La question est précise : savoir s’il y a des différences de performances entre des voiles de série, et non pas de savoir quel élément du combo Rider - Planche - Voile - Aileron a le plus d’influence. C’est une banalité de dire que le Rider fait la différence, et ca ne fait pas vraiment avancer la science : le matos progresse, il suffit de voir l’évolution des vitesses en 10 ans pour tout le monde. On part aussi du principe qu'on sait régler une voile de slalom, sinon il vaut mieux prendre des voiles moins pointues.
Lors d’un échange avec Claudio Badiali (le designer de Challenger Sails - et des P7 jusqu’à 2014), Sebastian Koerdel (le coureur allemand) disait le mois dernier qu’il fallait une alchimie entre la voile et le flotteur : la performance d’une marque de voile s’exprime pleinement avec certains flotteurs, et parfois nettement moins avec d’autres. Sebastian disait d’ailleurs que ses GA Sails se combinaient parfaitement avec ses Starboard.

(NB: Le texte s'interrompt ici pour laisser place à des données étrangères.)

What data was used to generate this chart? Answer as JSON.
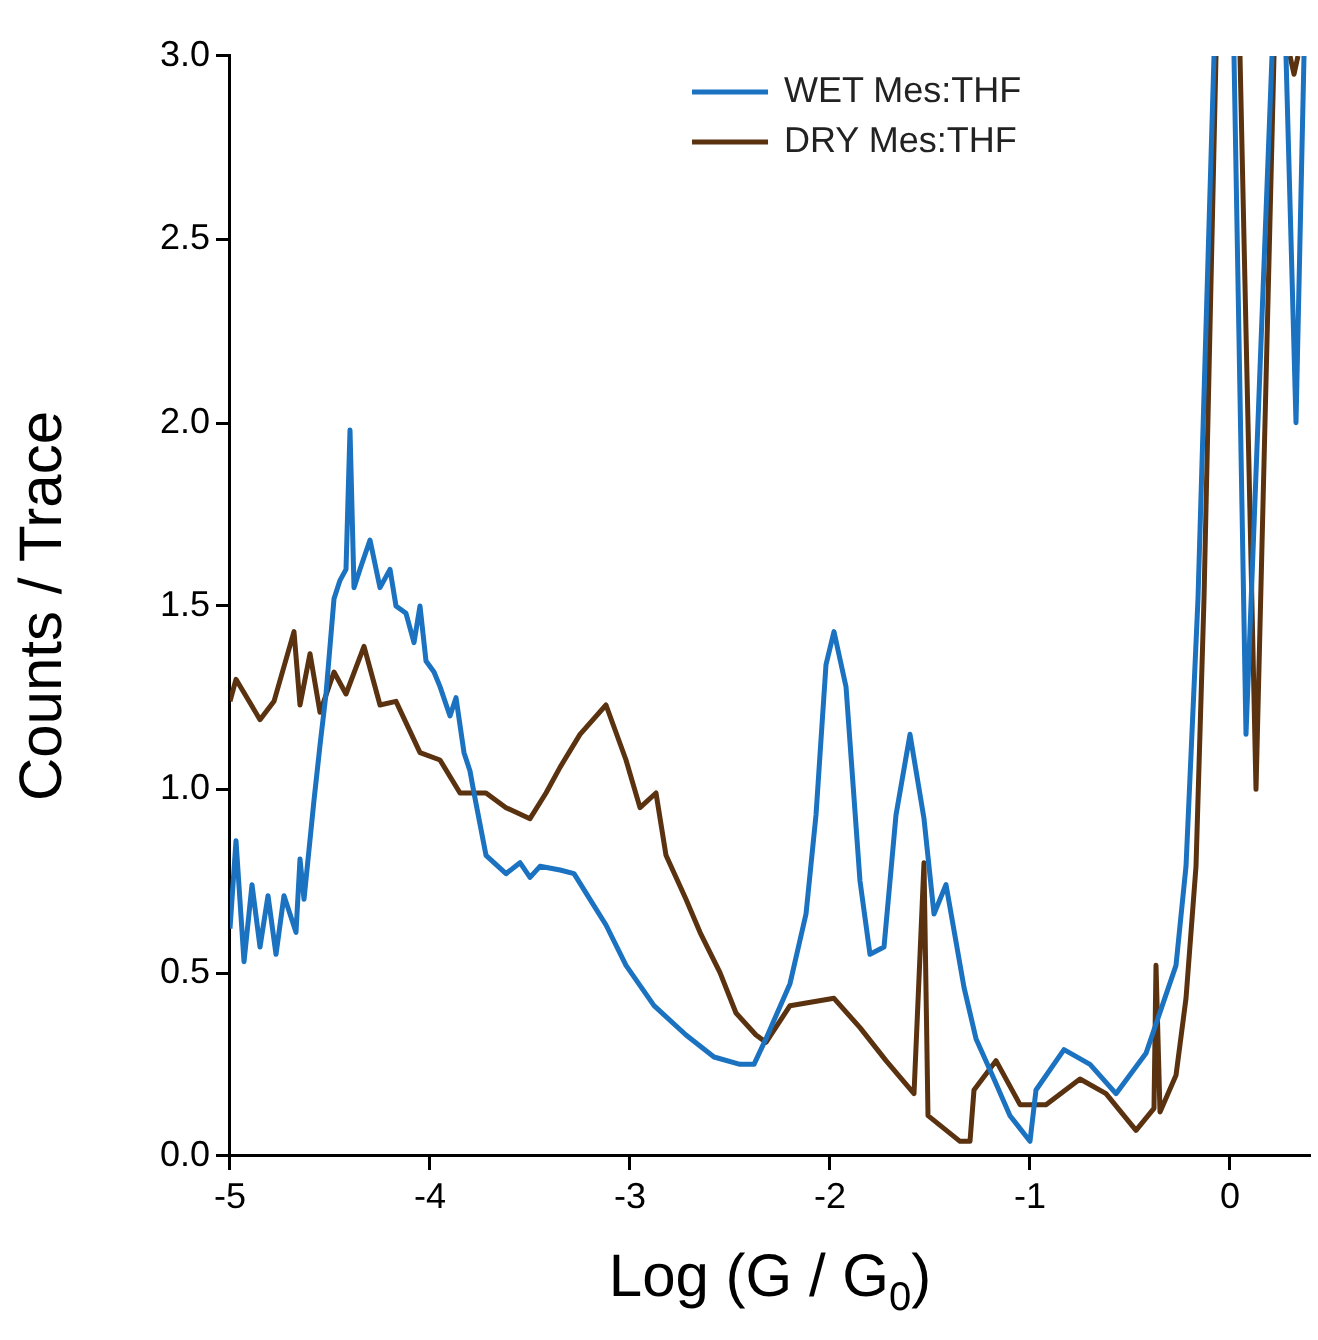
{
  "chart_data": {
    "type": "line",
    "xlabel": "Log (G / G$_{0}$)",
    "ylabel": "Counts / Trace",
    "xlim": [
      -5,
      0.4
    ],
    "xticks": [
      -5,
      -4,
      -3,
      -2,
      -1,
      0
    ],
    "ylim": [
      0,
      3
    ],
    "yticks": [
      {
        "value": 0,
        "label": "0.0"
      },
      {
        "value": 0.5,
        "label": "0.5"
      },
      {
        "value": 1,
        "label": "1.0"
      },
      {
        "value": 1.5,
        "label": "1.5"
      },
      {
        "value": 2,
        "label": "2.0"
      },
      {
        "value": 2.5,
        "label": "2.5"
      },
      {
        "value": 3,
        "label": "3.0"
      }
    ],
    "grid": false,
    "legend": "top right",
    "marker": "none",
    "line_style": "solid",
    "series": [
      {
        "name": "WET Mes:THF",
        "color": "#1a72c0",
        "x": [
          -5,
          -4.97,
          -4.93,
          -4.89,
          -4.85,
          -4.81,
          -4.77,
          -4.73,
          -4.67,
          -4.65,
          -4.63,
          -4.58,
          -4.55,
          -4.52,
          -4.48,
          -4.45,
          -4.42,
          -4.4,
          -4.38,
          -4.35,
          -4.3,
          -4.25,
          -4.2,
          -4.17,
          -4.12,
          -4.08,
          -4.05,
          -4.02,
          -3.98,
          -3.95,
          -3.9,
          -3.87,
          -3.83,
          -3.8,
          -3.78,
          -3.72,
          -3.62,
          -3.55,
          -3.5,
          -3.45,
          -3.35,
          -3.28,
          -3.2,
          -3.12,
          -3.02,
          -2.88,
          -2.72,
          -2.58,
          -2.45,
          -2.38,
          -2.32,
          -2.2,
          -2.12,
          -2.07,
          -2.02,
          -1.98,
          -1.92,
          -1.85,
          -1.8,
          -1.73,
          -1.67,
          -1.6,
          -1.53,
          -1.48,
          -1.42,
          -1.33,
          -1.27,
          -1.18,
          -1.1,
          -1,
          -0.97,
          -0.83,
          -0.7,
          -0.57,
          -0.42,
          -0.27,
          -0.22,
          -0.16,
          -0.08,
          -0.05,
          0.02,
          0.08,
          0.21,
          0.24,
          0.28,
          0.33,
          0.37
        ],
        "values": [
          0.62,
          0.86,
          0.53,
          0.74,
          0.57,
          0.71,
          0.55,
          0.71,
          0.61,
          0.81,
          0.7,
          0.97,
          1.12,
          1.26,
          1.52,
          1.57,
          1.6,
          1.98,
          1.55,
          1.6,
          1.68,
          1.55,
          1.6,
          1.5,
          1.48,
          1.4,
          1.5,
          1.35,
          1.32,
          1.28,
          1.2,
          1.25,
          1.1,
          1.05,
          0.99,
          0.82,
          0.77,
          0.8,
          0.76,
          0.79,
          0.78,
          0.77,
          0.7,
          0.63,
          0.52,
          0.41,
          0.33,
          0.27,
          0.25,
          0.25,
          0.32,
          0.47,
          0.66,
          0.93,
          1.34,
          1.43,
          1.28,
          0.75,
          0.55,
          0.57,
          0.93,
          1.15,
          0.92,
          0.66,
          0.74,
          0.46,
          0.32,
          0.21,
          0.11,
          0.04,
          0.18,
          0.29,
          0.25,
          0.17,
          0.28,
          0.52,
          0.79,
          1.52,
          3,
          null,
          3,
          1.15,
          3,
          null,
          3,
          2,
          3
        ]
      },
      {
        "name": "DRY Mes:THF",
        "color": "#5a3210",
        "x": [
          -5,
          -4.97,
          -4.85,
          -4.78,
          -4.68,
          -4.65,
          -4.6,
          -4.55,
          -4.48,
          -4.42,
          -4.33,
          -4.25,
          -4.17,
          -4.05,
          -3.95,
          -3.85,
          -3.72,
          -3.62,
          -3.5,
          -3.42,
          -3.35,
          -3.25,
          -3.12,
          -3.02,
          -2.95,
          -2.87,
          -2.82,
          -2.72,
          -2.65,
          -2.55,
          -2.47,
          -2.37,
          -2.32,
          -2.2,
          -1.98,
          -1.85,
          -1.72,
          -1.58,
          -1.53,
          -1.51,
          -1.35,
          -1.3,
          -1.28,
          -1.17,
          -1.05,
          -0.92,
          -0.75,
          -0.62,
          -0.47,
          -0.38,
          -0.37,
          -0.35,
          -0.27,
          -0.22,
          -0.17,
          -0.13,
          -0.07,
          -0.04,
          0.05,
          0.13,
          0.22,
          0.26,
          0.3,
          0.32,
          0.34
        ],
        "values": [
          1.24,
          1.3,
          1.19,
          1.24,
          1.43,
          1.23,
          1.37,
          1.21,
          1.32,
          1.26,
          1.39,
          1.23,
          1.24,
          1.1,
          1.08,
          0.99,
          0.99,
          0.95,
          0.92,
          0.99,
          1.06,
          1.15,
          1.23,
          1.08,
          0.95,
          0.99,
          0.82,
          0.7,
          0.61,
          0.5,
          0.39,
          0.33,
          0.31,
          0.41,
          0.43,
          0.35,
          0.26,
          0.17,
          0.8,
          0.11,
          0.04,
          0.04,
          0.18,
          0.26,
          0.14,
          0.14,
          0.21,
          0.17,
          0.07,
          0.13,
          0.52,
          0.12,
          0.22,
          0.43,
          0.79,
          1.52,
          3,
          null,
          3,
          1,
          3,
          null,
          3,
          2.95,
          3
        ]
      }
    ]
  }
}
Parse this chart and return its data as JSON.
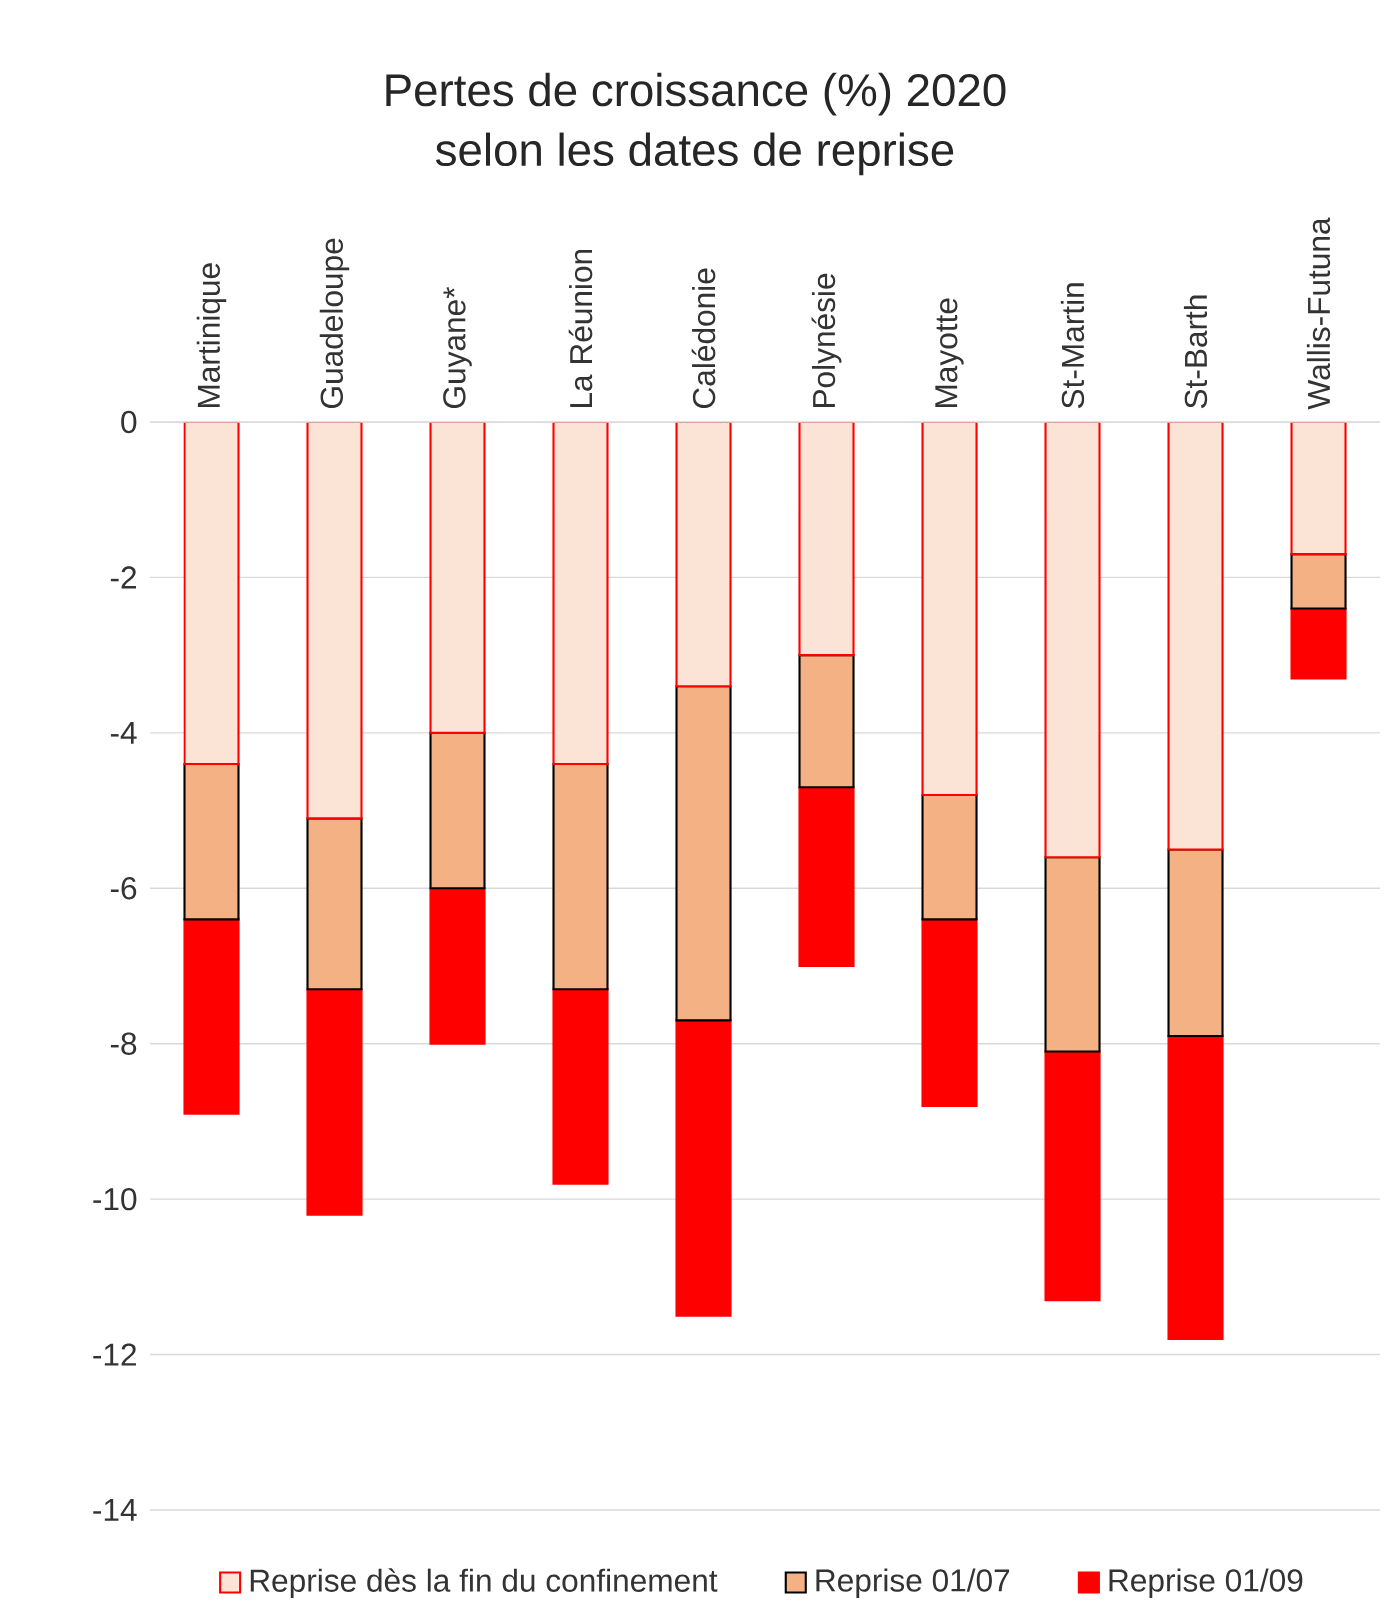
{
  "chart_data": {
    "type": "bar",
    "title": "Pertes de croissance (%) 2020\nselon les dates de reprise",
    "stacked": true,
    "categories": [
      "Martinique",
      "Guadeloupe",
      "Guyane*",
      "La Réunion",
      "Calédonie",
      "Polynésie",
      "Mayotte",
      "St-Martin",
      "St-Barth",
      "Wallis-Futuna"
    ],
    "series": [
      {
        "name": "Reprise dès la fin du confinement",
        "color": "#fbe3d6",
        "values": [
          -4.4,
          -5.1,
          -4.0,
          -4.4,
          -3.4,
          -3.0,
          -4.8,
          -5.6,
          -5.5,
          -1.7
        ]
      },
      {
        "name": "Reprise 01/07",
        "color": "#f4b183",
        "values": [
          -2.0,
          -2.2,
          -2.0,
          -2.9,
          -4.3,
          -1.7,
          -1.6,
          -2.5,
          -2.4,
          -0.7
        ]
      },
      {
        "name": "Reprise 01/09",
        "color": "#ff0000",
        "values": [
          -2.5,
          -2.9,
          -2.0,
          -2.5,
          -3.8,
          -2.3,
          -2.4,
          -3.2,
          -3.9,
          -0.9
        ]
      }
    ],
    "ylim": [
      -14,
      0
    ],
    "yticks": [
      0,
      -2,
      -4,
      -6,
      -8,
      -10,
      -12,
      -14
    ],
    "grid": "y",
    "legend": "bottom"
  }
}
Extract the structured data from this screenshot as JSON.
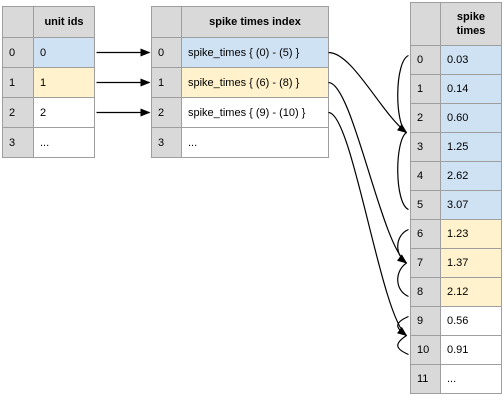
{
  "unit_table": {
    "header": "unit ids",
    "rows": [
      {
        "index": "0",
        "value": "0",
        "fill": "blue"
      },
      {
        "index": "1",
        "value": "1",
        "fill": "yellow"
      },
      {
        "index": "2",
        "value": "2",
        "fill": "white"
      },
      {
        "index": "3",
        "value": "...",
        "fill": "white"
      }
    ]
  },
  "index_table": {
    "header": "spike times index",
    "rows": [
      {
        "index": "0",
        "value": "spike_times { (0) - (5) }",
        "fill": "blue"
      },
      {
        "index": "1",
        "value": "spike_times { (6) - (8) }",
        "fill": "yellow"
      },
      {
        "index": "2",
        "value": "spike_times { (9) - (10) }",
        "fill": "white"
      },
      {
        "index": "3",
        "value": "...",
        "fill": "white"
      }
    ]
  },
  "times_table": {
    "header": "spike\ntimes",
    "rows": [
      {
        "index": "0",
        "value": "0.03",
        "fill": "blue"
      },
      {
        "index": "1",
        "value": "0.14",
        "fill": "blue"
      },
      {
        "index": "2",
        "value": "0.60",
        "fill": "blue"
      },
      {
        "index": "3",
        "value": "1.25",
        "fill": "blue"
      },
      {
        "index": "4",
        "value": "2.62",
        "fill": "blue"
      },
      {
        "index": "5",
        "value": "3.07",
        "fill": "blue"
      },
      {
        "index": "6",
        "value": "1.23",
        "fill": "yellow"
      },
      {
        "index": "7",
        "value": "1.37",
        "fill": "yellow"
      },
      {
        "index": "8",
        "value": "2.12",
        "fill": "yellow"
      },
      {
        "index": "9",
        "value": "0.56",
        "fill": "white"
      },
      {
        "index": "10",
        "value": "0.91",
        "fill": "white"
      },
      {
        "index": "11",
        "value": "...",
        "fill": "white"
      }
    ]
  },
  "colors": {
    "blue": "#cfe2f3",
    "yellow": "#fff2cc",
    "white": "#ffffff",
    "header_gray": "#d9d9d9",
    "border": "#9e9e9e",
    "arrow": "#000000"
  },
  "links": [
    {
      "from_unit_row": 0,
      "to_index_row": 0
    },
    {
      "from_unit_row": 1,
      "to_index_row": 1
    },
    {
      "from_unit_row": 2,
      "to_index_row": 2
    }
  ],
  "ranges": [
    {
      "index_row": 0,
      "first": 0,
      "last": 5
    },
    {
      "index_row": 1,
      "first": 6,
      "last": 8
    },
    {
      "index_row": 2,
      "first": 9,
      "last": 10
    }
  ]
}
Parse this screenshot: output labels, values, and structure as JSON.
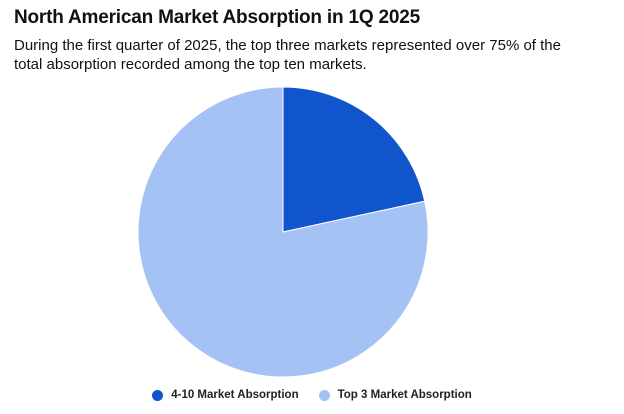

Donc pour comparer différentes voiles entre elles, il faut bien partir d’un rider donné avec une planche et un aileron donné et juste changer la voile pour comparer un seul élément à la fois.
Dans les mises au point chez Challenger Sails, on mesure 3 familles de paramètres de performance des voiles en slalom (voir tableau
https://media.joomeo.com/large/5a4debb00c98f.jpg utilisé chez Challenger) :
- GPS : voir tableau
- Feeling : voir tableau
- Match Test : on échange juste les gréements entre coureurs et on tire les mêmes parcours
La mesure GPS est un truc compliqué à exploiter dans la réalité. J’ai fourni des programmes GPS (dont certains n’ont pas été publiés), et ce à pas mal de monde (Pierre Mortefon, Pascal Toselli, Alex Cousin,…). Le retour terrain est qu’il est difficile de comparer les chiffres GPS en swappant les voiles, car les conditions varient toujours d’un instant à l’autre. Pour autant, ca permet quand même de confirmer ou d’infirmer un feeling ou un match test. Pascal Toselli me disait d’ailleurs qu’il « sentait » immédiatement si la voile/avançait bien ou pas, et ce sans GPS… et jusqu’en 2016 il n’en utilisait jamais.
Les mesures « Feeling » et « Match Test » sont finalement les principaux paramètres utilisés pour faire évoluer les voiles d’une année sur l’autre, le GPS vient conforter les résultats.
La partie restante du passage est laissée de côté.